Park noted that many different factors contribute to which groups are active in a given semester. One factor is the availability of the Stone Center’s counselors, who are typically graduate students on a one-or two-year stay.
“What we try to do is really use the expertise of the staff who are here, and their experience areas,” she said. “Some of our trainees have run groups before in other settings.” Others, she notes, are older, or can work together in groups of two to run a support group.
Another major factor is student need. Sometimes students reach out to the Stone Center independently to suggest the formation of a group. Other times, a group’s founding (such as Grief Group) can be kickstarted by dean recommendations based on commonly reported situations.
“Grief Group –– that was a group that really rose from the needs of the Wellesley community, and we get a lot of referrals [to the group] from deans,” said Park. “That group reconstitutes every year, based on the needs of students.”
One challenge raised by holding support groups at a small liberal arts college, where many people know each other, is enforcing confidentiality.
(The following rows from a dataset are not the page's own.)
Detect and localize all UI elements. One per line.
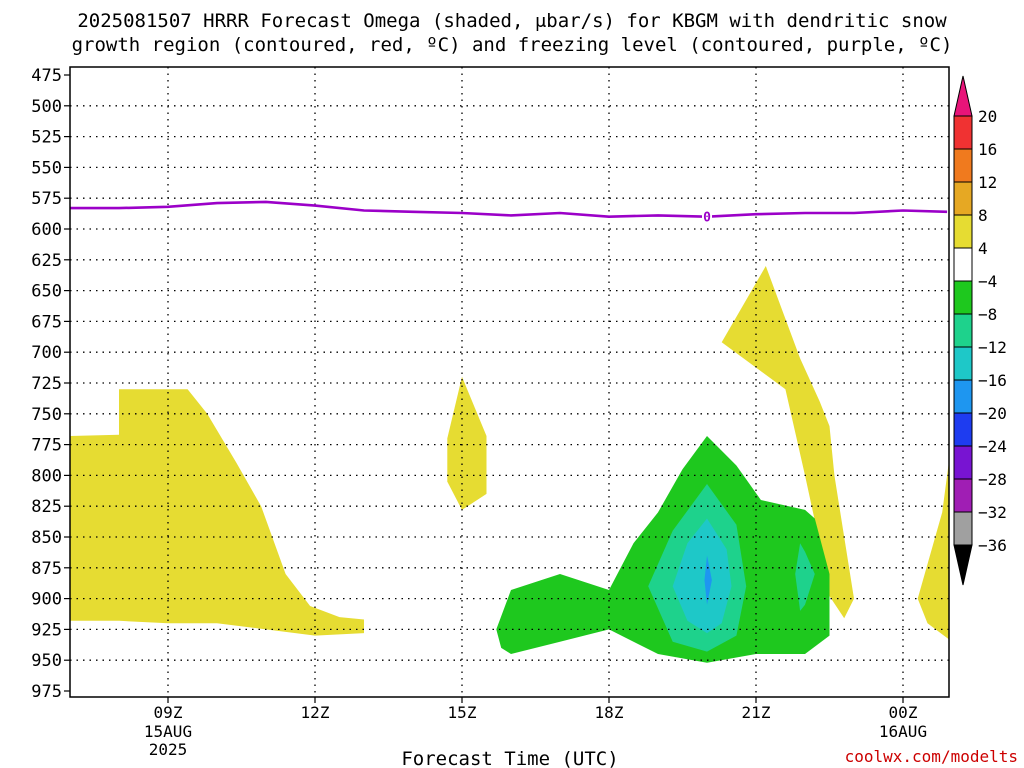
colorbar-box-7 xyxy=(953,346,973,381)
colorbar-label-4: 4 xyxy=(978,239,988,258)
colorbar-box-1 xyxy=(953,148,973,183)
y-tick-label-775: 775 xyxy=(31,436,62,456)
x-tick-label-18: 18Z xyxy=(595,703,624,722)
y-axis: 475 500 525 550 575 600 625 650 675 700 725 750 775 8… xyxy=(31,66,70,702)
y-tick-label-625: 625 xyxy=(31,251,62,271)
y-tick-label-925: 925 xyxy=(31,620,62,640)
freezing-level-label: 0 xyxy=(703,211,711,226)
colorbar-box-4 xyxy=(953,247,973,282)
colorbar-label-11: −28 xyxy=(978,470,1007,489)
y-tick-label-575: 575 xyxy=(31,189,62,209)
colorbar-bottom-arrow xyxy=(953,544,973,586)
omega-region-0 xyxy=(70,389,364,636)
x-tick-date-9: 15AUG xyxy=(144,722,192,741)
colorbar-box-11 xyxy=(953,478,973,513)
omega-region-7 xyxy=(672,518,732,634)
omega-region-1 xyxy=(447,376,487,510)
y-tick-label-500: 500 xyxy=(31,97,62,117)
colorbar-label-8: −16 xyxy=(978,371,1007,390)
x-tick-label-9: 09Z xyxy=(154,703,183,722)
omega-region-6 xyxy=(795,543,815,611)
colorbar-box-8 xyxy=(953,379,973,414)
omega-region-4 xyxy=(496,436,830,663)
colorbar-label-1: 16 xyxy=(978,140,997,159)
colorbar: 20 16 12 8 4 −4 −8 −12 −16 −20 −24 −28 −32 −36 xyxy=(953,75,1007,586)
colorbar-top-arrow xyxy=(953,75,973,117)
colorbar-box-2 xyxy=(953,181,973,216)
colorbar-label-12: −32 xyxy=(978,503,1007,522)
x-tick-date-24: 16AUG xyxy=(879,722,927,741)
y-tick-label-825: 825 xyxy=(31,497,62,517)
colorbar-label-3: 8 xyxy=(978,206,988,225)
freezing-level-label-bg xyxy=(702,209,712,224)
omega-region-8 xyxy=(704,555,712,605)
y-tick-label-700: 700 xyxy=(31,343,62,363)
y-tick-label-550: 550 xyxy=(31,158,62,178)
colorbar-box-12 xyxy=(953,511,973,546)
y-tick-label-650: 650 xyxy=(31,282,62,302)
y-tick-label-875: 875 xyxy=(31,559,62,579)
chart-title-line-1: 2025081507 HRRR Forecast Omega (shaded, … xyxy=(77,10,947,32)
y-tick-label-675: 675 xyxy=(31,312,62,332)
colorbar-box-0 xyxy=(953,115,973,150)
y-tick-label-950: 950 xyxy=(31,651,62,671)
y-tick-label-750: 750 xyxy=(31,405,62,425)
credit-link[interactable]: coolwx.com/modelts xyxy=(844,747,1018,766)
omega-shading xyxy=(70,266,949,663)
colorbar-label-13: −36 xyxy=(978,536,1007,555)
colorbar-box-10 xyxy=(953,445,973,480)
y-tick-label-800: 800 xyxy=(31,466,62,486)
colorbar-box-3 xyxy=(953,214,973,249)
y-tick-label-600: 600 xyxy=(31,220,62,240)
x-tick-label-12: 12Z xyxy=(301,703,330,722)
plot-frame xyxy=(69,66,950,698)
colorbar-box-9 xyxy=(953,412,973,447)
colorbar-label-9: −20 xyxy=(978,404,1007,423)
y-tick-label-975: 975 xyxy=(31,682,62,702)
colorbar-label-5: −4 xyxy=(978,272,997,291)
y-tick-label-850: 850 xyxy=(31,528,62,548)
plot-area: 0 xyxy=(69,66,950,698)
colorbar-label-6: −8 xyxy=(978,305,997,324)
colorbar-box-6 xyxy=(953,313,973,348)
omega-region-2 xyxy=(721,266,854,619)
omega-region-3 xyxy=(917,461,949,640)
colorbar-label-7: −12 xyxy=(978,338,1007,357)
x-tick-label-21: 21Z xyxy=(742,703,771,722)
y-tick-label-900: 900 xyxy=(31,590,62,610)
y-tick-label-725: 725 xyxy=(31,374,62,394)
colorbar-label-0: 20 xyxy=(978,107,997,126)
colorbar-label-10: −24 xyxy=(978,437,1007,456)
y-tick-label-525: 525 xyxy=(31,128,62,148)
x-tick-label-24: 00Z xyxy=(889,703,918,722)
colorbar-box-5 xyxy=(953,280,973,315)
x-axis-title: Forecast Time (UTC) xyxy=(401,748,618,768)
freezing-level-line xyxy=(70,200,948,219)
colorbar-label-2: 12 xyxy=(978,173,997,192)
x-tick-label-15: 15Z xyxy=(448,703,477,722)
chart-title-line-2: growth region (contoured, red, ºC) and f… xyxy=(71,34,953,56)
y-tick-label-475: 475 xyxy=(31,66,62,86)
x-tick-year-9: 2025 xyxy=(149,740,188,759)
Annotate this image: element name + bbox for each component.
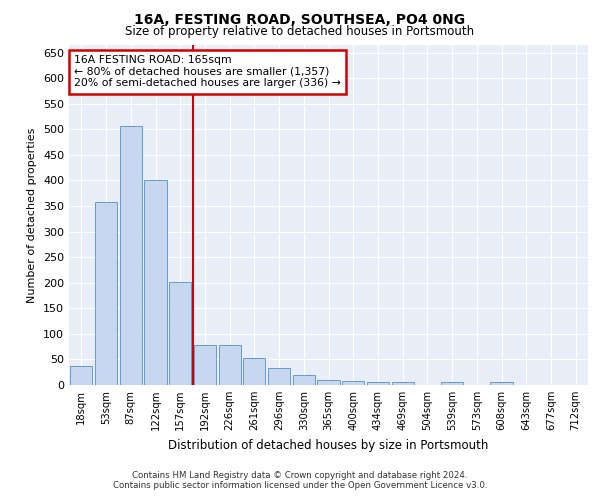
Y-axis label: Number of detached properties: Number of detached properties <box>28 128 37 302</box>
Text: 16A FESTING ROAD: 165sqm
← 80% of detached houses are smaller (1,357)
20% of sem: 16A FESTING ROAD: 165sqm ← 80% of detach… <box>74 55 341 88</box>
Bar <box>145 180 167 385</box>
Bar <box>194 345 216 385</box>
Bar <box>317 380 340 385</box>
X-axis label: Distribution of detached houses by size in Portsmouth: Distribution of detached houses by size … <box>169 438 488 452</box>
Bar <box>392 382 414 385</box>
Bar <box>367 382 389 385</box>
Bar <box>169 282 191 385</box>
Bar <box>243 358 265 385</box>
Bar <box>490 382 512 385</box>
Bar <box>268 368 290 385</box>
Bar <box>119 126 142 385</box>
Bar <box>95 202 117 385</box>
Bar <box>70 366 92 385</box>
Text: 16A, FESTING ROAD, SOUTHSEA, PO4 0NG: 16A, FESTING ROAD, SOUTHSEA, PO4 0NG <box>134 12 466 26</box>
Bar <box>218 345 241 385</box>
Text: Contains HM Land Registry data © Crown copyright and database right 2024.
Contai: Contains HM Land Registry data © Crown c… <box>113 470 487 490</box>
Bar <box>293 375 315 385</box>
Bar <box>441 382 463 385</box>
Text: Size of property relative to detached houses in Portsmouth: Size of property relative to detached ho… <box>125 25 475 38</box>
Bar <box>342 382 364 385</box>
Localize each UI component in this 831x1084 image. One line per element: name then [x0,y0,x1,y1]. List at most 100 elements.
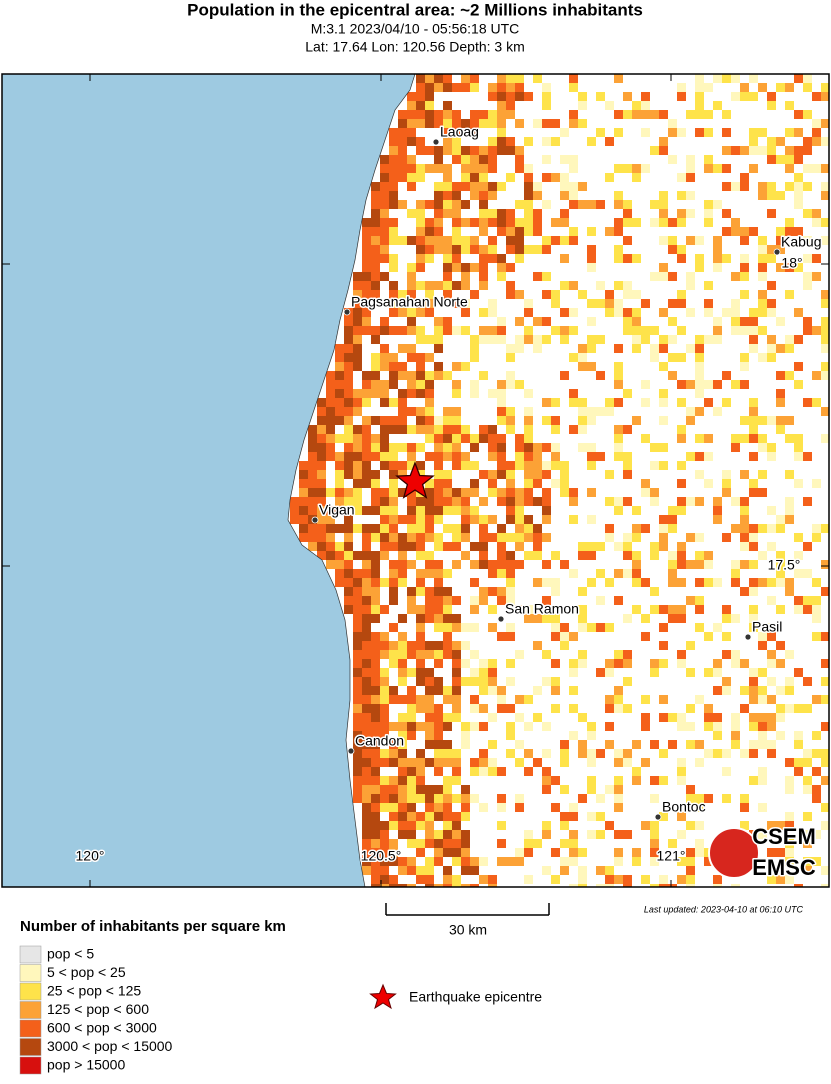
population-cell [380,650,389,659]
population-cell [335,389,344,398]
population-cell [821,749,829,758]
population-cell [506,416,515,425]
city-label: San Ramon [505,601,579,617]
population-cell [380,461,389,470]
population-cell [407,407,416,416]
population-cell [335,497,344,506]
population-cell [659,272,668,281]
population-cell [326,506,335,515]
population-cell [470,290,479,299]
population-cell [452,227,461,236]
population-cell [524,326,533,335]
population-cell [650,353,659,362]
population-cell [641,128,650,137]
population-cell [353,614,362,623]
population-cell [416,641,425,650]
population-cell [650,326,659,335]
population-cell [488,884,497,887]
population-cell [380,344,389,353]
population-cell [560,155,569,164]
population-cell [371,353,380,362]
population-cell [650,839,659,848]
population-cell [425,596,434,605]
population-cell [506,218,515,227]
population-cell [398,794,407,803]
population-cell [398,290,407,299]
population-cell [326,371,335,380]
population-cell [407,326,416,335]
population-cell [686,173,695,182]
population-cell [434,686,443,695]
population-cell [758,272,767,281]
population-cell [452,533,461,542]
population-cell [776,371,785,380]
population-cell [461,848,470,857]
population-cell [389,533,398,542]
population-cell [299,506,308,515]
population-cell [344,389,353,398]
population-cell [740,533,749,542]
population-cell [452,497,461,506]
population-cell [407,668,416,677]
population-cell [515,794,524,803]
population-cell [650,461,659,470]
population-cell [821,83,829,92]
population-cell [389,443,398,452]
population-cell [299,461,308,470]
population-cell [704,857,713,866]
population-cell [497,803,506,812]
population-cell [749,317,758,326]
population-cell [821,407,829,416]
population-cell [299,488,308,497]
population-cell [452,560,461,569]
population-cell [470,245,479,254]
population-cell [731,650,740,659]
population-cell [326,416,335,425]
population-cell [443,884,452,887]
population-cell [470,182,479,191]
population-cell [353,677,362,686]
population-cell [587,623,596,632]
population-cell [704,794,713,803]
population-cell [362,326,371,335]
population-cell [758,470,767,479]
population-cell [722,146,731,155]
population-cell [605,299,614,308]
population-cell [767,353,776,362]
population-cell [686,704,695,713]
population-cell [731,614,740,623]
population-cell [479,209,488,218]
population-cell [497,389,506,398]
population-cell [497,542,506,551]
population-cell [515,524,524,533]
population-cell [389,416,398,425]
population-cell [470,434,479,443]
population-cell [425,218,434,227]
population-cell [308,434,317,443]
population-cell [596,281,605,290]
population-cell [569,398,578,407]
population-cell [344,605,353,614]
population-cell [785,758,794,767]
population-cell [794,335,803,344]
population-cell [452,857,461,866]
population-cell [686,497,695,506]
population-cell [416,371,425,380]
population-cell [542,650,551,659]
population-cell [524,488,533,497]
population-cell [461,200,470,209]
population-cell [452,821,461,830]
population-cell [524,533,533,542]
population-cell [632,218,641,227]
population-cell [425,479,434,488]
population-cell [515,803,524,812]
population-cell [560,236,569,245]
population-cell [560,308,569,317]
population-cell [407,704,416,713]
population-cell [398,830,407,839]
population-cell [488,434,497,443]
population-cell [515,335,524,344]
population-cell [605,704,614,713]
population-cell [398,488,407,497]
population-cell [443,605,452,614]
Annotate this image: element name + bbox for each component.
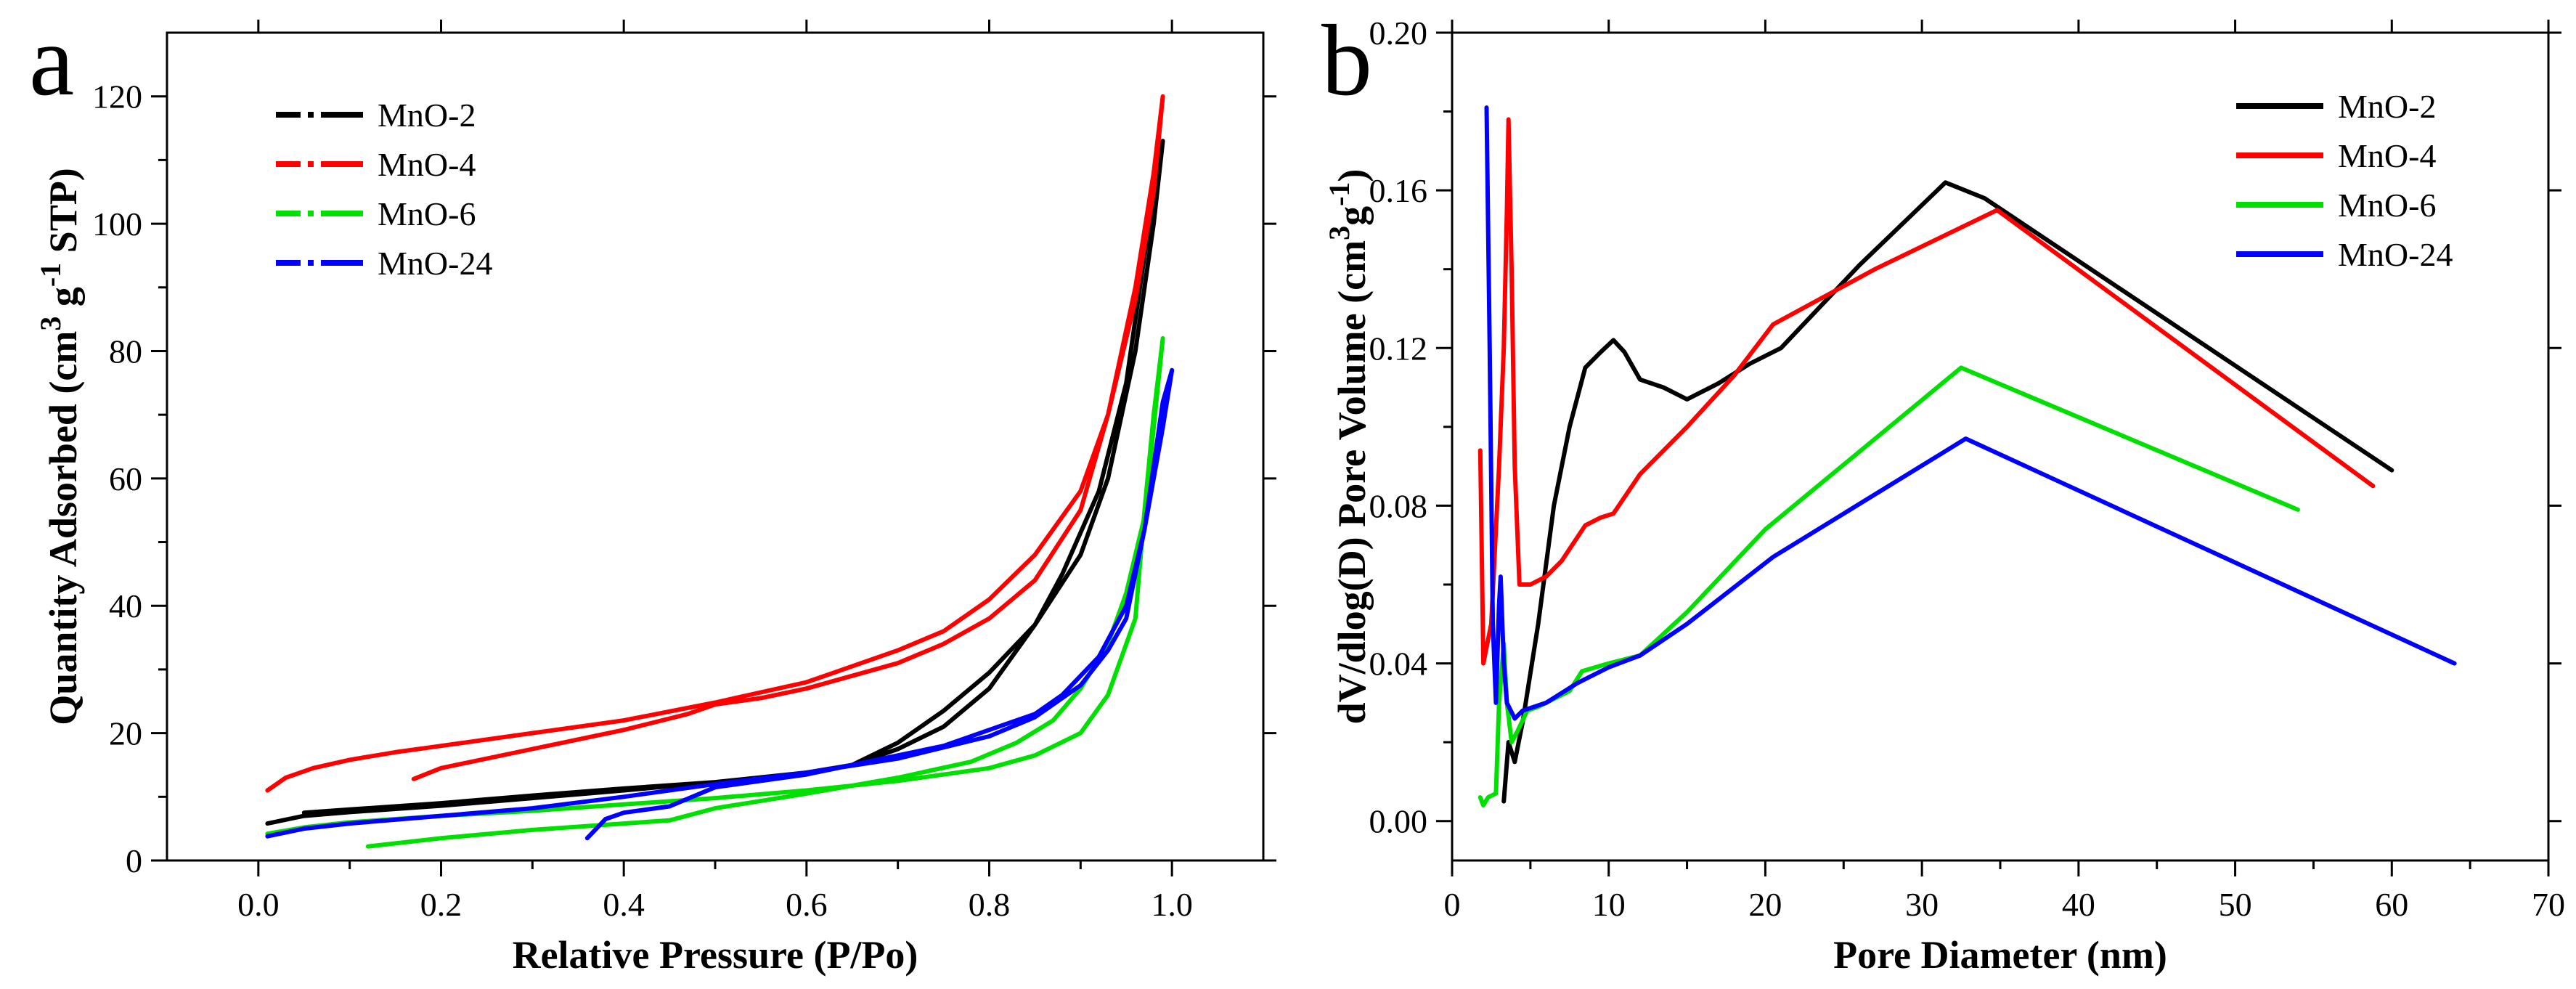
y-axis-title-a-part-1: Quantity Adsorbed (cm (41, 331, 85, 725)
series-line-b-mno-24 (1484, 105, 2457, 721)
legend-label-b-mno-24: MnO-24 (2338, 236, 2453, 273)
y-tick-label-a: 0 (126, 842, 142, 879)
y-tick-label-a: 80 (109, 333, 142, 370)
y-tick-label-a: 120 (92, 78, 142, 115)
legend-b: MnO-2 MnO-4 MnO-6 MnO-24 (2236, 88, 2453, 273)
chart-panel-a: a 0.0 0.2 0.4 0.6 0.8 1.0 0 20 40 60 80 100 120 Rela… (29, 4, 1276, 977)
legend-label-b-mno-6: MnO-6 (2338, 187, 2436, 224)
series-group-b (1477, 105, 2457, 807)
y-axis-title-a-part-4: -1 (34, 263, 67, 287)
x-tick-label-b: 30 (1905, 886, 1939, 923)
y-tick-label-a: 100 (92, 205, 142, 243)
y-axis-title-b: dV/dlog(D) Pore Volume (cm3g-1) (1323, 169, 1374, 725)
y-tick-label-b: 0.20 (1369, 15, 1428, 52)
x-tick-label-a: 0.6 (786, 886, 828, 923)
y-tick-label-a: 40 (109, 587, 142, 624)
legend-label-a-mno-24: MnO-24 (378, 245, 492, 282)
legend-label-a-mno-2: MnO-2 (378, 97, 476, 134)
axis-ticks-b: 0 10 20 30 40 50 60 70 0.00 0.04 0.08 0.12 0.16 0.20 (1369, 15, 2566, 923)
panel-label-a: a (29, 4, 74, 117)
y-axis-title-a: Quantity Adsorbed (cm3 g-1 STP) (34, 168, 86, 725)
x-tick-label-a: 0.8 (969, 886, 1011, 923)
y-tick-label-a: 20 (109, 715, 142, 752)
y-tick-label-b: 0.08 (1369, 487, 1428, 524)
x-tick-label-a: 0.0 (237, 886, 280, 923)
y-tick-label-b: 0.04 (1369, 646, 1428, 683)
y-tick-label-b: 0.16 (1369, 172, 1428, 209)
panel-label-b: b (1321, 4, 1372, 117)
axis-ticks-a: 0.0 0.2 0.4 0.6 0.8 1.0 0 20 40 60 80 100 120 (92, 20, 1276, 923)
x-axis-title-b: Pore Diameter (nm) (1833, 933, 2167, 977)
x-tick-label-b: 10 (1592, 886, 1626, 923)
series-line-a-mno-6 (265, 335, 1165, 849)
legend-label-b-mno-4: MnO-4 (2338, 137, 2436, 174)
y-axis-title-b-part-3: g (1330, 206, 1374, 226)
y-axis-title-a-part-5: STP) (41, 168, 85, 263)
y-axis-title-a-part-3: g (41, 287, 85, 317)
x-tick-label-a: 0.2 (420, 886, 462, 923)
legend-a: MnO-2 MnO-4 MnO-6 MnO-24 (276, 97, 492, 282)
x-tick-label-b: 50 (2219, 886, 2252, 923)
y-axis-title-b-part-1: dV/dlog(D) Pore Volume (cm (1330, 240, 1374, 724)
series-line-a-mno-24 (265, 367, 1175, 841)
chart-panel-b: b 0 10 20 30 40 50 60 70 0.00 0.04 0.08 0.12 0.16 0.2… (1321, 4, 2565, 977)
x-tick-label-b: 60 (2375, 886, 2408, 923)
series-group-a (265, 94, 1175, 849)
x-tick-label-a: 1.0 (1151, 886, 1193, 923)
legend-label-a-mno-4: MnO-4 (378, 146, 476, 183)
y-tick-label-b: 0.12 (1369, 330, 1428, 367)
series-line-a-mno-4 (265, 94, 1165, 793)
series-line-b-mno-4 (1477, 117, 2376, 666)
x-axis-title-a: Relative Pressure (P/Po) (513, 933, 918, 977)
x-tick-label-b: 0 (1444, 886, 1461, 923)
x-tick-label-a: 0.4 (603, 886, 645, 923)
x-tick-label-b: 70 (2532, 886, 2565, 923)
y-axis-title-a-part-2: 3 (34, 317, 67, 331)
y-axis-title-b-part-2: 3 (1323, 226, 1356, 240)
x-tick-label-b: 20 (1748, 886, 1782, 923)
legend-label-b-mno-2: MnO-2 (2338, 88, 2436, 125)
x-tick-label-b: 40 (2062, 886, 2095, 923)
y-axis-title-b-part-4: -1 (1323, 182, 1356, 206)
y-tick-label-b: 0.00 (1369, 803, 1428, 840)
y-tick-label-a: 60 (109, 460, 142, 497)
legend-label-a-mno-6: MnO-6 (378, 195, 476, 232)
y-axis-title-b-part-5: ) (1330, 169, 1374, 182)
Each group sets up its own rules, including how to tackle confidentiality and to what degree group members can communicate outside of group meetings, but students earning each other’s trust can still be a problem. Like Wellesley’s peer health educator programs, including Active Minds and the Balance Health Educators (BHEs), most support groups operate on a key principle: “Take the story, leave the name.”
Despite these concerns, Maya feels safe and comfortable in her group.
“I made new friends with people I might’ve never met,” she said. “At the end of spring semester, we made a group chat to keep in touch and continue to provide support for each other over the summer.”
Another major challenge, familiar to anyone who’s ever struggled to match their Google calendar to a friend’s or professor’s, is trying to fit meeting times to students’ busy schedules. Some groups recruit members first and then use resources like when2meet to find a time that works for as many people as possible, while others start with a weekly time that students can plan for. Either way, helping a large group of students with busy schedules meet is a monumental task.
“September is like, ‘oh, let’s get this going, let’s see if this can happen!’” laughed Park, in reference to the amount of time counselors spend in September trying to configure group meeting times.
Regardless of these difficulties, Stone Center support groups are still a great way for students to reach out to each other, and share their experiences.
“Based off of my personal experience I would highly, highly recommend support groups,” said Maya. “The first few weeks may be awkward, but it’ll get better and will become an invaluable resource.”